Given a list of email addresses, you need to return a new list containing only the unique email addresses from the original list. The order of the unique emails in the output list does not matter.

Key Requirements:

  • The function should accept a list of strings, where each string represents an email address.
  • The function should return a list of strings, containing only the unique email addresses from the input.
  • Case sensitivity for emails should be ignored (e.g., "Test@example.com" and "test@example.com" are considered duplicates).

Expected Behavior:

  • If the input list is empty, an empty list should be returned.
  • If the input list contains only unique emails, the output list should be identical to the input (though the order might change if your implementation naturally reorders).
  • If an email appears multiple times, only one instance of that email should be present in the output.

Edge Cases to Consider:

  • Empty input list.
  • List with all identical emails.
  • List with mixed case duplicates.
  • List with emails containing special characters (although for this problem, we assume standard email formats and focus on duplicate detection).

Examples

Example 1:

Input: ["john@example.com", "jane@example.com", "john@example.com", "peter@example.com", "jane@example.com"]
Output: ["john@example.com", "jane@example.com", "peter@example.com"]
Explanation: The email "john@example.com" appears twice, and "jane@example.com" appears twice.
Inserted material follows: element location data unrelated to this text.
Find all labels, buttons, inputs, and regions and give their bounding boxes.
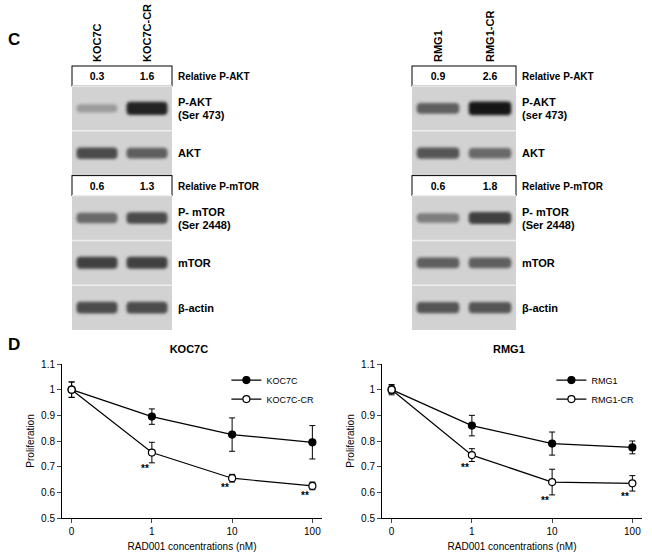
svg-text:RMG1-CR: RMG1-CR xyxy=(484,11,496,62)
svg-text:KOC7C: KOC7C xyxy=(91,23,103,62)
svg-text:1.1: 1.1 xyxy=(361,359,375,370)
svg-text:0.8: 0.8 xyxy=(361,436,375,447)
svg-text:(Ser 473): (Ser 473) xyxy=(178,109,225,121)
svg-text:RMG1: RMG1 xyxy=(591,376,617,386)
svg-text:0.6: 0.6 xyxy=(90,180,105,192)
svg-text:AKT: AKT xyxy=(178,147,201,159)
svg-text:100: 100 xyxy=(304,526,321,537)
svg-text:0.6: 0.6 xyxy=(361,487,375,498)
svg-text:KOC7C: KOC7C xyxy=(266,376,298,386)
svg-text:β-actin: β-actin xyxy=(522,302,558,314)
svg-text:0.3: 0.3 xyxy=(90,70,105,82)
svg-text:0.5: 0.5 xyxy=(361,513,375,524)
svg-text:1.1: 1.1 xyxy=(41,359,55,370)
svg-text:1: 1 xyxy=(469,526,475,537)
svg-text:10: 10 xyxy=(227,526,239,537)
svg-text:Proliferation: Proliferation xyxy=(345,414,356,467)
svg-text:0.7: 0.7 xyxy=(361,461,375,472)
svg-text:Relative P-mTOR: Relative P-mTOR xyxy=(522,181,604,192)
svg-text:0.7: 0.7 xyxy=(41,461,55,472)
svg-text:2.6: 2.6 xyxy=(483,70,498,82)
svg-text:P- mTOR: P- mTOR xyxy=(178,206,225,218)
svg-text:Proliferation: Proliferation xyxy=(25,414,36,467)
svg-text:KOC7C-CR: KOC7C-CR xyxy=(141,4,153,62)
svg-text:P- mTOR: P- mTOR xyxy=(522,206,569,218)
svg-text:mTOR: mTOR xyxy=(522,257,555,269)
svg-text:**: ** xyxy=(301,490,309,501)
svg-text:Relative P-AKT: Relative P-AKT xyxy=(178,71,250,82)
svg-text:1.3: 1.3 xyxy=(140,180,155,192)
svg-text:0.9: 0.9 xyxy=(41,410,55,421)
svg-text:mTOR: mTOR xyxy=(178,257,211,269)
svg-text:P-AKT: P-AKT xyxy=(178,96,212,108)
svg-text:Relative P-mTOR: Relative P-mTOR xyxy=(178,181,260,192)
svg-text:0.6: 0.6 xyxy=(41,487,55,498)
svg-text:**: ** xyxy=(221,482,229,493)
svg-text:AKT: AKT xyxy=(522,147,545,159)
svg-text:**: ** xyxy=(461,462,469,473)
svg-text:0.9: 0.9 xyxy=(431,70,446,82)
html-text:D: D xyxy=(8,335,21,354)
svg-text:**: ** xyxy=(141,463,149,474)
svg-text:RMG1: RMG1 xyxy=(432,30,444,62)
svg-text:RAD001 concentrations (nM): RAD001 concentrations (nM) xyxy=(448,541,577,552)
svg-text:1: 1 xyxy=(149,526,155,537)
svg-text:0.9: 0.9 xyxy=(361,410,375,421)
svg-text:RMG1: RMG1 xyxy=(493,343,525,355)
svg-text:KOC7C-CR: KOC7C-CR xyxy=(266,395,314,405)
svg-text:(Ser 2448): (Ser 2448) xyxy=(178,219,231,231)
svg-text:1.6: 1.6 xyxy=(140,70,155,82)
svg-text:KOC7C: KOC7C xyxy=(170,343,209,355)
svg-text:**: ** xyxy=(541,495,549,506)
svg-text:1: 1 xyxy=(49,384,55,395)
svg-text:**: ** xyxy=(621,491,629,502)
svg-text:RMG1-CR: RMG1-CR xyxy=(591,395,633,405)
svg-text:Relative P-AKT: Relative P-AKT xyxy=(522,71,594,82)
svg-text:0.6: 0.6 xyxy=(431,180,446,192)
svg-text:P-AKT: P-AKT xyxy=(522,96,556,108)
svg-text:β-actin: β-actin xyxy=(178,302,214,314)
svg-text:0: 0 xyxy=(389,526,395,537)
svg-text:0.5: 0.5 xyxy=(41,513,55,524)
svg-text:1.8: 1.8 xyxy=(483,180,498,192)
svg-text:10: 10 xyxy=(547,526,559,537)
svg-text:(Ser 2448): (Ser 2448) xyxy=(522,219,575,231)
svg-text:RAD001 concentrations (nM): RAD001 concentrations (nM) xyxy=(128,541,257,552)
svg-text:(ser 473): (ser 473) xyxy=(522,109,568,121)
svg-text:100: 100 xyxy=(624,526,641,537)
html-text:C: C xyxy=(8,30,21,49)
svg-text:1: 1 xyxy=(369,384,375,395)
svg-text:0.8: 0.8 xyxy=(41,436,55,447)
svg-text:0: 0 xyxy=(69,526,75,537)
After removing duplicates, we are left with three unique email addresses. The order of the output can vary.

Example 2:

Input: ["test@domain.com", "Test@domain.com", "ANOTHER@domain.com"]
Output: ["test@domain.com", "another@domain.com"]
Explanation: "test@domain.com" and "Test@domain.com" are considered duplicates due to case insensitivity. "ANOTHER@domain.com" is unique, but its lowercase version is returned.

Example 3:

Input: []
Output: []
Explanation: An empty input list results in an empty output list.

Constraints

  • The input list will contain between 0 and 1000 email addresses.
  • Each email address will be a string with a length between 5 and 255 characters.
  • Email addresses will adhere to a generally valid format, focusing on the duplicate removal aspect rather than strict email validation.
  • The solution should be efficient, aiming for a time complexity that scales well with the number of emails.

Notes

  • Consider how you can efficiently keep track of emails you have already encountered.
  • Remember to handle case insensitivity correctly. You might want to normalize the emails before comparison or storage.
  • The order of emails in the output list is not specified, so you have flexibility in how you present the unique emails.